Much of India’s existing rural road network has suffered serious damage from increasingly severe and prolonged floods, sudden cloudbursts, high rainfalls, landslides, and other climatic events. One of the key issues is that much of the existing network was built without much regard to climate resilience and has not been properly maintained, making it vulnerable to climate extremes. To address this, the World Bank is conducting assessments to identify the most vulnerable road sections and design suitable retrofitting programs. The Bank is also supporting the Indian Ministry of Rural Development’s efforts to establish asset management plans, appropriate maintenance policies and introduce innovative maintenance contracts, including through community-based approaches.
What’s needed to strengthen “green growth” practices? The above efforts require intensified focus on research and development. One key issue is to avoid under or over designing: we need to determine how much should be invested in resilience based on the specific risks that prevail in different geographical locations. The performance of the new designs and materials also needs to be studied on a long-term basis.
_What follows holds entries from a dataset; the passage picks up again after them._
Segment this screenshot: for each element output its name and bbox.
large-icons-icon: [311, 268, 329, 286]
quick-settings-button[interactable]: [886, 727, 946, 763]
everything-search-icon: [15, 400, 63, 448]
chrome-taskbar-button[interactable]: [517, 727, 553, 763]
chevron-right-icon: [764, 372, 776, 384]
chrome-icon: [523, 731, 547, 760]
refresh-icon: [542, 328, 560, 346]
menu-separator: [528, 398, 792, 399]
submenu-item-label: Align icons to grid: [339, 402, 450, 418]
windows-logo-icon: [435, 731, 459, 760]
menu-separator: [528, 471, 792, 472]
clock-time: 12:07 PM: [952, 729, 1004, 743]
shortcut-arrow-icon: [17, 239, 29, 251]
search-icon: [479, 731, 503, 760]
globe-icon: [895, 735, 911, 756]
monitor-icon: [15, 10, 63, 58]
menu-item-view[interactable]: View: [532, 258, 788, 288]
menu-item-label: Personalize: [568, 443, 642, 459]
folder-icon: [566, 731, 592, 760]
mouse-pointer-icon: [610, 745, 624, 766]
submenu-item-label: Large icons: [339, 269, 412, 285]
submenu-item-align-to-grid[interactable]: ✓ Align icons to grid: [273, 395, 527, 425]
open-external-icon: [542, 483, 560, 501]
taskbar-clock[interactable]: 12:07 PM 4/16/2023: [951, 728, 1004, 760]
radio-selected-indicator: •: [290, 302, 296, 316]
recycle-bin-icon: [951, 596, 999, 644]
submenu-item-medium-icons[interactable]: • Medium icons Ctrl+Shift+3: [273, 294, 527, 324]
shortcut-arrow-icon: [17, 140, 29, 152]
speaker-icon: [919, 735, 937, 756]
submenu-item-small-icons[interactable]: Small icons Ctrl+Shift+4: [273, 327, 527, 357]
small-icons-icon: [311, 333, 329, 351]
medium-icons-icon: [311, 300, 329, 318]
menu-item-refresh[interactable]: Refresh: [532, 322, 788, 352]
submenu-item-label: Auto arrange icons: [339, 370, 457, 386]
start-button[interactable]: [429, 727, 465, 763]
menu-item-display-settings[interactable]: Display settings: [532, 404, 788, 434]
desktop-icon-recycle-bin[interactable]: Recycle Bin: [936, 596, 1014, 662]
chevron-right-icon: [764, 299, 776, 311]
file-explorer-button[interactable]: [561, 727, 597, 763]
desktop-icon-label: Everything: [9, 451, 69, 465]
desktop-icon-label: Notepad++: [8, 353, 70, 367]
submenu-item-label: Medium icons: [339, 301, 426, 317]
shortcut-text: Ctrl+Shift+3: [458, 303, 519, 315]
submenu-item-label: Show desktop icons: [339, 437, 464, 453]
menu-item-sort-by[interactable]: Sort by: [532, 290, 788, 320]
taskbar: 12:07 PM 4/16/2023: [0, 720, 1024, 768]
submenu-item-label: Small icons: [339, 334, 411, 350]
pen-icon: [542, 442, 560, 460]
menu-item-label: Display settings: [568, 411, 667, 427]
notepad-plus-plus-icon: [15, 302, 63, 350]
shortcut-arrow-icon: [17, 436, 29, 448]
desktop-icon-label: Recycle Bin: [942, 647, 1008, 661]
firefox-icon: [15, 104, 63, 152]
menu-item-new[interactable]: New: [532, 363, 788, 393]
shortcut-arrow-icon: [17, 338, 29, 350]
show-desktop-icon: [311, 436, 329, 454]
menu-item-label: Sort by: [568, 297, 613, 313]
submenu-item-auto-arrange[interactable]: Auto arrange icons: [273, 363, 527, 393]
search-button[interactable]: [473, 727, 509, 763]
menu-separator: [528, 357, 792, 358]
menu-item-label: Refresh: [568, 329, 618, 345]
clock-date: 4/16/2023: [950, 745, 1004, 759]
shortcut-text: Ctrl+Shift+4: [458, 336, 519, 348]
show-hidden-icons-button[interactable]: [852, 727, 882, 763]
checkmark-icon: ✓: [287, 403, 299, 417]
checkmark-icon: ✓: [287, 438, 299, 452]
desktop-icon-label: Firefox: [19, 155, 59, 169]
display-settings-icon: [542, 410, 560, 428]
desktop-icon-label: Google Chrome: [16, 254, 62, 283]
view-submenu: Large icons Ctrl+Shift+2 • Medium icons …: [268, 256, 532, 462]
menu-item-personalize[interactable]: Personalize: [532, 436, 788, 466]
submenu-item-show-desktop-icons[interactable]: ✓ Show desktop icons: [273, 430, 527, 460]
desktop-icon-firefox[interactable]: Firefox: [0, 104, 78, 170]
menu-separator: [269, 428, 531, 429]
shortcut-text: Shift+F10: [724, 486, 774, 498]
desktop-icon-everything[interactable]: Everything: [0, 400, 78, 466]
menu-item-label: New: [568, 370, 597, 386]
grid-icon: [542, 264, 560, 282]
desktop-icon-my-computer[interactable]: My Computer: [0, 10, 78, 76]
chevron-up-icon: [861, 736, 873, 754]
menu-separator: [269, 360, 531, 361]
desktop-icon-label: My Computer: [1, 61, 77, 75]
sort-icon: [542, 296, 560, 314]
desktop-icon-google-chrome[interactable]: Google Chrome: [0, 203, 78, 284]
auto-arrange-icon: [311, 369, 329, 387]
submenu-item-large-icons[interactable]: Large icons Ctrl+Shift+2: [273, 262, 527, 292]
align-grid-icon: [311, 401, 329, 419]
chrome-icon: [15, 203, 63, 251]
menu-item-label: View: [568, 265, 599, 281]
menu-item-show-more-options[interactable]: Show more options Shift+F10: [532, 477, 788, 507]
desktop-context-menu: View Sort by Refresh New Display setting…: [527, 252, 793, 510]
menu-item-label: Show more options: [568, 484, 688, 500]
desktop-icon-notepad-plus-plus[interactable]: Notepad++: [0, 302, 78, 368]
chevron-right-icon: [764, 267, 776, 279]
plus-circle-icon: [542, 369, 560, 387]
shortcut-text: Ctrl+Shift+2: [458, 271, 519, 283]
The World Bank is supporting further research to develop suitable designs and construction standards, retrofitting existing bridges and culverts for climate resilience, and developing good practice manuals.
Finally, capacity building is key — that’s why much effort has been put into making sure that road agencies and the road building industry incorporate these green growth perspectives into their practices. To achieve this, the government of Bihar is establishing a “Climate Resilience and Green Growth Strategy” for its rural road sector under the Bihar Rural Roads Project.
Toward sustainable “road access for all.” Although these initiatives are still evolving, they demonstrate how climate resilience can be mainstreamed into the road sector and also enhance the sector reforms. In addition to serving as an important template for other countries, it will also help advance the message, both within and outside the Bank, that the recent Climate Change Action Plan of the World Bank is not yet another corporate requirement, but instead a big opportunity to harness significant efficiency gains, promote a culture of innovation and research, and provide better access to rural communities while realizing major environmental gains in the process — a step in the right direction toward achieving “road access for all” in a sustainable way.
This effort has been supported by the Australian Government’s Department of Foreign Affairs and Trade (DFAT) and the Korean Green Growth Trust Fund (KGGTF), a partnership between the World Bank Group and the Republic of Korea.